02 feb 2005 . Actualizado a las 06:00 h.

?ubo tiempos, en la década de los 60, en que las sirenas de las fábricas de la zona portuaria y alrededores formaban una verdadera sinfonía. Con la música de fondo del pito de Bazán, que se extendía como la sirena de un barco por toda la ría, sonaba también la Pysbe, la Fábrica de Lápices, Jabones Pucho, la Fenya y otra fábrica de lápices en Canido... Y en A Malata, donde actualmente se encuentra el estadio, la enorme planta de Peninsular Maderera, de los tiempos en que Guinea era colonia española y la madera salía gratis. Con la descolonización a la española (los ingleses dan la independiencia pero mantienen el control de las materias primas), esta fábrica de tableros y puertas también echó el cerrojo y a toda la plantilla. Como cada pollito que distingue el cacareo de su gallina madre, cada obrero conocía perfectamente la llamada de su fábrica.
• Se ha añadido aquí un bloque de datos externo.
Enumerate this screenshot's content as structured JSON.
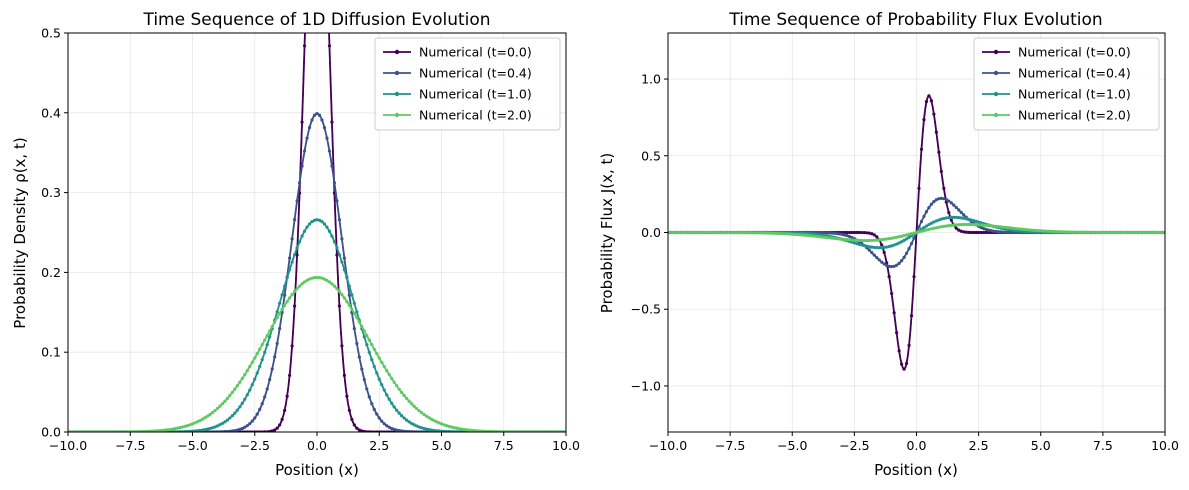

Poco a poco, el viejo sistema productivo de Ferrol instalado en pleno casco urbano (había un aserradero a un tiro de piedra del Ayuntamiento) fue cerrando y dejando paso a operaciones urbanísticas. A Alicante Ahora le toca el turno a la última empresa. Es una pequeña fábrica de redes que continuó funcionando como Redfer, en la carretera Alta del Puerto, heredera de Textilfer. Otra fábrica de redes de Alicante ha comprado las máquinas a los propietarios y no sólo se lleva las modernas tejedoras alemanas sino que ha contratado también a parte de los últimos ocho trabajadores que quedaban en su plantilla. La primera Textilfer perteneció a Alberto Fernández, el célebre don Alberto propietario de la Fábrica de Lápices, que no resistió la apertura de fronteras a las importaciones de China. Textilfer, que fabricó cortinajes de fibra sintética además de redes sin nudo, también cerró en su día y despidió a su plantilla formada por más de medio centenar de trabajadores. Pero reabrió posteriormente con el nombre de Redfer, con menos mano de obra y con moderna maquinaria. Sus propietarios son los hijos de don Alberto. Callosa del Segura Las seis máquinas tejedoras van ahora a otra fábrica de redes de Callosa del Segura, en la provincia de Alicante. En la parcela se levantará un edificio de viviendas. Es el ejemplo del paulatino proceso de cambio de usos del entorno del puerto interior. Víctor, un vecino de Ferrol Vello testigo de tanto cambio, recuerda que eran «miles» los trabajadores que cada mañana se movían en el entorno de Curuxeiras cuando, también, el muelle era el corazón de todo el tráfico de pasajeros a la ciudad.